Le fait qu'Avatar doive son succès à la reviviscence de mythes fondateurs universels et non à un soi-disant plaidoyer écologique dépasse peut-être les intentions du réalisateur. Toutefois, il a exaucé les voeux des spectateurs lesquels, depuis longtemps, n'attendent plus de la science qu'elle les réalise(1). Il est certes naïf, ce rêve, et ne peut s'accomplir, comme dans les films catastrophes, qu'au prix d'une violence triomphant du «vieux» monde et pour quelques élus au coeur pur seulement. Mais qui d'entre nous, à l'instar du héros, ne choisirait la vie, l'amour et l'élévation morale en partage?
Post-scriptum
J'ai pris connaissance de deux articles libertariens consacrés au film, ceux de David Boaz, de l'Institut Cato et de Stephan Kinsella, de l'Institut Mises. Ces deux auteurs mettent en évidence le bon droit des Na'vi dans leur combat pour défendre leurs droits de propriété tout en faisant observer que cette revendication fondamentalement libertarienne est la meilleure garantie de la bonne gestion et de la prospérité d'une nation. On pourrait presque imaginer, dût l'auteur du film rougir d'indignation, que les envahisseurs terriens sont moins les représentants du méchant capitalisme que ceux du collectivisme le plus pur, lequel n'évoque le droit des peuples à disposer d'eux-mêmes que pour mieux les asservir. Il n'y a rien d'incompatible entre ces propos et mon analyse car les mythes originels partagés par toutes les civilisations semblent considérer comme inné le droit de propriété, lequel n'exclut nullement les règles de partage entre les membres d'un groupe. Au demeurant, la notion de « partage », est logiquement indissociable de celle de « propriété ». Comment, en effet, serait concevable le partage de quelque chose qui n'appartiendrait à personne et pour lequel n'existerait aucune contrepartie?
Notes
1. Il est intéressant de noter l'évolution du cinéma dans le renouvellement de ses thèmes, gage de sa fidélité à lui-même qui est de demeurer une usine à rêve. Oubliées aujourd'hui les odes cinématographiques au progrès, à l'émancipation prochaine des individus et des peuples. Les merveilles de la technique ne sont plus porteuses de l'avenir de l'homme, tout au plus de son confort. Souvent elles sont reléguées au rang de remède aux dégâts déjà commis... avec le soupçon que le remède risque d'être pire que le mal. Quant aux sciences, elles sont appelées à devenir de plus en plus ésotériques à la grande masse des hommes et seules celles dont les résultats sont encore hors de portée et porteuses d'utopie alimentent nos rêves de toujours: ceux d'un ailleurs meilleur enfin délivré de la dure réalité.

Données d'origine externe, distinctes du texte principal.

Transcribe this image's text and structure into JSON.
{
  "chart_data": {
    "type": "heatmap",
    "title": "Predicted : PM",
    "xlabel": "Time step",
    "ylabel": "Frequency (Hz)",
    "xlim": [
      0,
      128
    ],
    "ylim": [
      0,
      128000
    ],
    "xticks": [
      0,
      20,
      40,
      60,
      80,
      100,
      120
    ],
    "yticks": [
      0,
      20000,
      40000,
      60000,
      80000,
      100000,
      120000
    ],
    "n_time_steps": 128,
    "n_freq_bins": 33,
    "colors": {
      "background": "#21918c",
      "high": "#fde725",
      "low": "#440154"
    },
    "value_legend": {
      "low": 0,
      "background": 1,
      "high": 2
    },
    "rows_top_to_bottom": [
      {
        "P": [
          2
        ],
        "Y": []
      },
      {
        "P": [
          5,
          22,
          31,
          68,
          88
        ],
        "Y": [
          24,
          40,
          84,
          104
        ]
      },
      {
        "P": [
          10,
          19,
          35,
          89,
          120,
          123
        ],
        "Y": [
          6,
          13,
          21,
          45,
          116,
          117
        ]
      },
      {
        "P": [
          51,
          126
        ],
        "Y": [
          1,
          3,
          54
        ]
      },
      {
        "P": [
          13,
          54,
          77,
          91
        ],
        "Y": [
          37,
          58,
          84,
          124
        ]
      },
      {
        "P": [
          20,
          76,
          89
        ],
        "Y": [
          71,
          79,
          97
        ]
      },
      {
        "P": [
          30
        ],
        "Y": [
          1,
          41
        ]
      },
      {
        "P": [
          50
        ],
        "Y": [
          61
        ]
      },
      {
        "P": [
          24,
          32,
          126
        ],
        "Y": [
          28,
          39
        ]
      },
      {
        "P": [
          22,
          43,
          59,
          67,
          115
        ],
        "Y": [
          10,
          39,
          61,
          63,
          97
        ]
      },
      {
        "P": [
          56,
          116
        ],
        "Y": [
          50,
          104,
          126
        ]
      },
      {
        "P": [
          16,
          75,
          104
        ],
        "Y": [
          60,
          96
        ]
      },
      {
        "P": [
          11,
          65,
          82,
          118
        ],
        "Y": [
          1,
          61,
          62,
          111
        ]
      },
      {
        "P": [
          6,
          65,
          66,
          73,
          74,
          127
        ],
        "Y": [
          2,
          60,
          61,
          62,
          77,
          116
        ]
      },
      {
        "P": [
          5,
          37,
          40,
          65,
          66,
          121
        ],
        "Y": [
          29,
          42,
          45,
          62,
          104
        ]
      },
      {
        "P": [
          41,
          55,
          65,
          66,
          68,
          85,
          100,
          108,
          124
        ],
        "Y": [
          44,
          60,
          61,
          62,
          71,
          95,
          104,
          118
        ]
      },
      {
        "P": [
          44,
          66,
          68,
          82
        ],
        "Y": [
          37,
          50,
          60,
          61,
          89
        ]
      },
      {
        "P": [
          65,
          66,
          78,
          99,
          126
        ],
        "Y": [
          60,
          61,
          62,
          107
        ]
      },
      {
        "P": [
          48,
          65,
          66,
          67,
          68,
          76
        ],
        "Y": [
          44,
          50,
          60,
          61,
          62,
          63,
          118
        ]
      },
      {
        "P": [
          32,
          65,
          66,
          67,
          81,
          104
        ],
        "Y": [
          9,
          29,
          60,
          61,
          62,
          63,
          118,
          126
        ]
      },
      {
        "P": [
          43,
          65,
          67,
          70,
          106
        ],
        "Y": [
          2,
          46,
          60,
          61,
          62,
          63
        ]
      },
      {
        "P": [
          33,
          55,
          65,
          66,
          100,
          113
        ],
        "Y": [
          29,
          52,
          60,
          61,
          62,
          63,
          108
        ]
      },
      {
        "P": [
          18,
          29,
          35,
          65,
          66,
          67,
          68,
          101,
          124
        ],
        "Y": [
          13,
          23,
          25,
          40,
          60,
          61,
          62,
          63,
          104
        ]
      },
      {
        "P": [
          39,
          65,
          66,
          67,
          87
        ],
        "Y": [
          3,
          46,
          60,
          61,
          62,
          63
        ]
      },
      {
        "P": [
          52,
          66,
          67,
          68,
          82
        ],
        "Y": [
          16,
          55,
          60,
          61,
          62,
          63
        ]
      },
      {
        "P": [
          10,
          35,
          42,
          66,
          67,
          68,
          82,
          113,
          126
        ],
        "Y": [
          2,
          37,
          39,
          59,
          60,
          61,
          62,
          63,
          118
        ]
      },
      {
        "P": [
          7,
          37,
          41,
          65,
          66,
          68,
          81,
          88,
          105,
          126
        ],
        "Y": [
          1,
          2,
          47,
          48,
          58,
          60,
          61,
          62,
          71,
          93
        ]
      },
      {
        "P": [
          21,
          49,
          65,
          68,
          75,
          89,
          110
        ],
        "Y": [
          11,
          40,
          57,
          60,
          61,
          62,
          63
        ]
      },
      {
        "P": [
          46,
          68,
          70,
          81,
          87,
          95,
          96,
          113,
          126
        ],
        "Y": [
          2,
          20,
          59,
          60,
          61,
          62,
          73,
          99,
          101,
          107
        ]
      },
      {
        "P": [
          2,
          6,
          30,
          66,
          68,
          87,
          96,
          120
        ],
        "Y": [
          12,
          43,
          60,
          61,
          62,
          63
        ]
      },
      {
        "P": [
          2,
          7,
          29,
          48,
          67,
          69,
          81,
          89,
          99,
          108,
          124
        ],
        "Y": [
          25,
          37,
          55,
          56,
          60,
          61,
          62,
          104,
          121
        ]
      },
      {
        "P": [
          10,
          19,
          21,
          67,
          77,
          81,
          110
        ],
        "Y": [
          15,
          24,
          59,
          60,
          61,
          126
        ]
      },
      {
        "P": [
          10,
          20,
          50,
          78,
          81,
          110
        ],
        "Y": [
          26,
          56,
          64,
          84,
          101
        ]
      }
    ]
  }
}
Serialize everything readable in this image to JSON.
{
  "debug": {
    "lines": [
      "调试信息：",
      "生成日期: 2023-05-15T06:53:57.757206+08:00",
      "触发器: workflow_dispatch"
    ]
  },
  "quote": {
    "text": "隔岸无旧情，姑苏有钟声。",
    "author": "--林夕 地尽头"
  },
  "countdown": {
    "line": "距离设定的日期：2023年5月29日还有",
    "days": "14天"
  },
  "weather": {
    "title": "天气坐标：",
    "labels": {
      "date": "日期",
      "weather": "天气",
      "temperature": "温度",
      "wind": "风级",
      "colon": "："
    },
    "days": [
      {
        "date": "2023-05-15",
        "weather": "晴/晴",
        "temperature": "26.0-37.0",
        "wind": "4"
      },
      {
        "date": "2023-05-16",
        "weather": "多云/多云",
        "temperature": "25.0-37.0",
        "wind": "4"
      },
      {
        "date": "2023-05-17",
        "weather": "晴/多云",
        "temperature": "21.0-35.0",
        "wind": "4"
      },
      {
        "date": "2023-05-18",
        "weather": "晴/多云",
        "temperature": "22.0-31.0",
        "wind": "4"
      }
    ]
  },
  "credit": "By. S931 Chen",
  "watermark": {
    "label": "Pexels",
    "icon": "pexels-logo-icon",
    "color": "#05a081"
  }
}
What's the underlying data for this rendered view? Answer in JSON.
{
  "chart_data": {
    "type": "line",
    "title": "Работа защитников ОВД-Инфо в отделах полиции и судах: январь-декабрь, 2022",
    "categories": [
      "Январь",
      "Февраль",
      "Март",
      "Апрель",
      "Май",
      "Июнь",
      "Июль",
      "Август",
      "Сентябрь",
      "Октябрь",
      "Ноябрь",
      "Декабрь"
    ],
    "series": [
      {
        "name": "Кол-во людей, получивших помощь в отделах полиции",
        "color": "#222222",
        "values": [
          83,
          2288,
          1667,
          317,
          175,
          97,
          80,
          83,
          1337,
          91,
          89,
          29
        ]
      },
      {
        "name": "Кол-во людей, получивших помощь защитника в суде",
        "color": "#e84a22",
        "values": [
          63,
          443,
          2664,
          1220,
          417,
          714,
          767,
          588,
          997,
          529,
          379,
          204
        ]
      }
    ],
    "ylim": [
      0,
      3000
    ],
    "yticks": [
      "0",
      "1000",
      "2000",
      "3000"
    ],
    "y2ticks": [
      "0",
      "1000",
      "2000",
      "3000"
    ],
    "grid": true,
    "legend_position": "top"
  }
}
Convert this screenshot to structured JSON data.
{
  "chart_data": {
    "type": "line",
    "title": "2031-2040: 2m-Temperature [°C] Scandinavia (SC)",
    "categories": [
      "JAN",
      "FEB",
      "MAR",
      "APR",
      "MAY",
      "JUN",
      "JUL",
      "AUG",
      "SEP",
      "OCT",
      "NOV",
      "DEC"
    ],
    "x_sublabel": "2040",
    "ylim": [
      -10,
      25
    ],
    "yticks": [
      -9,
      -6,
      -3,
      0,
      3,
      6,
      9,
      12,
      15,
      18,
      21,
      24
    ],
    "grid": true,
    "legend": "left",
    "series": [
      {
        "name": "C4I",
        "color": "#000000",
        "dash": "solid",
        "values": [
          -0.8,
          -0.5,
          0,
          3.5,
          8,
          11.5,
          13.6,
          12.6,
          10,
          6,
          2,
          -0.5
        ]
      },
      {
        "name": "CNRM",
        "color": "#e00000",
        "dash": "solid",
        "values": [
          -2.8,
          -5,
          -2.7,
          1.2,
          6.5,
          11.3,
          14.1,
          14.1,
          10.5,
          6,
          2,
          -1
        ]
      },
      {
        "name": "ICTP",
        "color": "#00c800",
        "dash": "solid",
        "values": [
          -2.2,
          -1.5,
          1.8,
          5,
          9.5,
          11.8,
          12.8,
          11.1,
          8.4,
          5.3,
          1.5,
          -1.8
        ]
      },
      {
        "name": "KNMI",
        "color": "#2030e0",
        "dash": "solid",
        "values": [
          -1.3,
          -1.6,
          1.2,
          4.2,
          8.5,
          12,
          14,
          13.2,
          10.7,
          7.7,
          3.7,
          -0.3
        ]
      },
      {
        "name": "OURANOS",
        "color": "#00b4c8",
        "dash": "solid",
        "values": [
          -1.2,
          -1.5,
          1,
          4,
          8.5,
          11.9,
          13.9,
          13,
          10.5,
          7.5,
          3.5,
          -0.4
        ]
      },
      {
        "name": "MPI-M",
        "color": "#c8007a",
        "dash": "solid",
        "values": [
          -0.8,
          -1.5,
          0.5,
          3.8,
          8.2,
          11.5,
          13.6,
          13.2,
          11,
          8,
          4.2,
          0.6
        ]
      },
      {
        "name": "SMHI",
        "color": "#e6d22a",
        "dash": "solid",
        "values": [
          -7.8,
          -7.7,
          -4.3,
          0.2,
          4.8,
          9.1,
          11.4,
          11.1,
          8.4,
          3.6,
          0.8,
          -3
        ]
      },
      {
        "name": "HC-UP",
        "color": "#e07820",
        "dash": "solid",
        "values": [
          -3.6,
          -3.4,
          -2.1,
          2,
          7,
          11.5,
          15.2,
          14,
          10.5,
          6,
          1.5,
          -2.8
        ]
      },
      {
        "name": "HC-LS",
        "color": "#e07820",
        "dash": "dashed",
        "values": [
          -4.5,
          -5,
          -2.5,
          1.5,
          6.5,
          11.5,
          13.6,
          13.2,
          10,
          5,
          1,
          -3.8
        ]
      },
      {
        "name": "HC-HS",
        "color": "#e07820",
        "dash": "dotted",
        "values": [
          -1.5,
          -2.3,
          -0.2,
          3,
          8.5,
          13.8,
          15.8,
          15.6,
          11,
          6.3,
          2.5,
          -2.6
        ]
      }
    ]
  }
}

Article intéressant et bien travaillé.
Le film m'était apparu certes comme une fable écologique mais j'avais décelé le caractère évidemment mystique de la chose. Pour ma part, en tant que partisan de l'écologie radical, le film m'amenait à me questionner sur la relation entre écologisme, rationalisme, scientisme et mysticisme Mais je pourrais m'étaler sur le sujet une autre fois.
Je veux seulement commenter l'argument du droit de propriété.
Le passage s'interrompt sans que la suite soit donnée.